Oggi sarai con me in paradiso. — Bisogna considerare prima la parola, poi il pensiero da essa espresso. Il primo appare per la prima volta come una parola persiana applicata a un terreno recintato come parco o giardino per un re o un satrapo. Come tale ci incontra spesso nell'Anabasi di Senofonte (i. 2, § 7; 4, § 9, et al. ).

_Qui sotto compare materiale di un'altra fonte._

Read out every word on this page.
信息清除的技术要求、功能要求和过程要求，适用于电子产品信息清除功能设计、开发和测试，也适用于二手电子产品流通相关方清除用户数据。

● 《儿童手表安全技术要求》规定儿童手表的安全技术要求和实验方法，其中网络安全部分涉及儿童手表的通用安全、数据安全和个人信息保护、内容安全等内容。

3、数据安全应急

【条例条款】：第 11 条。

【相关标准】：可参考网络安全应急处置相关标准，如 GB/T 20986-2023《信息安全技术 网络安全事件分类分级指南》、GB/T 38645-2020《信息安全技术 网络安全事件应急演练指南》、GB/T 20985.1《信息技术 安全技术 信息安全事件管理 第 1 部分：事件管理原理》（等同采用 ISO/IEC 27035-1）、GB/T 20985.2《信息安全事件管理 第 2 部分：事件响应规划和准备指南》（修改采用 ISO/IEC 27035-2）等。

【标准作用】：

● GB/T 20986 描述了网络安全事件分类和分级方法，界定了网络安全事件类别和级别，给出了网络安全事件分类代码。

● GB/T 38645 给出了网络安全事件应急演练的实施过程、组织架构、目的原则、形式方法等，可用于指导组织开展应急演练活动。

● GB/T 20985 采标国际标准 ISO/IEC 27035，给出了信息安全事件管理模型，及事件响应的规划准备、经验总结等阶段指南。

Trovandolo così usato, il LXX. i traduttori lo usarono nel Cantico dei Cantici 4:13 ; Ecclesiaste 2:5 ; Nehemia 2:8 , e, soprattutto, in Genesi 2:15 , prendendo come descrizione quello che noi trattiamo come un nome proprio, e dando “il Paradiso di Delizia” per “il Giardino dell'Eden.

Nel linguaggio figurato in cui l'attuale credenza ebraica rivestiva i suoi pensieri del mondo invisibile, il Giardino dell'Eden prese il suo posto fianco a fianco con il "seno di Abramo", come sinonimo dell'eterna beatitudine dei giusti, presentando un vivido contrasto ai terribili orrori della Geenna. È notevole, tuttavia, che questa sia l'unica occasione in cui la parola appare come parte dell'insegnamento di nostro Signore.

Nel linguaggio mistico dell'Apocalisse, «l'albero della vita che è in mezzo al paradiso di Dio» è una delle promesse a «colui che vince» ( Apocalisse 2:7 ). San Paolo parla di se stesso come preso dall'estasi e dalla visione del “paradiso” ( 2 Corinzi 12:4 ).

In questo caso possiamo rintracciare nell'uso della parola da parte di nostro Signore una sottile tenerezza di simpatia. Ciò che disse in risposta alla preghiera del penitente era, in parte, un contrasto con essa, in parte, il suo compimento più completo. Non nel lontano "Coming", ma proprio quel giorno; non solo “ricordati”, ma in stretta compagnia; non nel tumulto e nella battaglia che i suoi pensieri avevano collegato al Regno, ma nel bel giardino, con i suoi prati verdi e le acque tranquille, i suoi alberi della Conoscenza e della Vita.

Nessuna immagine potrebbe soddisfare le voglie del ladro torturato in modo più completo di così; nessuno, probabilmente, potrebbe essere più diverso dalle sue aspettative. Eppure il “paradiso” delle terre orientali era essenzialmente il giardino regale, quello di cui il palazzo era il centro. La promessa implicava che il penitente entrasse subito nella gioia più alta del Regno. Abbiamo ragione nel pensare che non ci fu adempimento delle parole finché la morte non avesse liberato lo spirito dalla sua schiavitù? Possa anche allora non esserci stata una gioia ineffabile, tale da rendere le fiamme della fornace ardente come un "vento umido che sibila" (Cantico dei tre bambini).

Luca 23:27 , negli Apocrifi ) , come hanno conosciuto i martiri in mille casi, agendo quasi come atti anestetici fisici? Il ladro penitente è naturalmente prominente nelle leggende apocrife della discesa di nostro Signore nell'Ade, visto al Suo fianco mentre entra in Paradiso ( Gosp. di Nicodemo, ii. 10).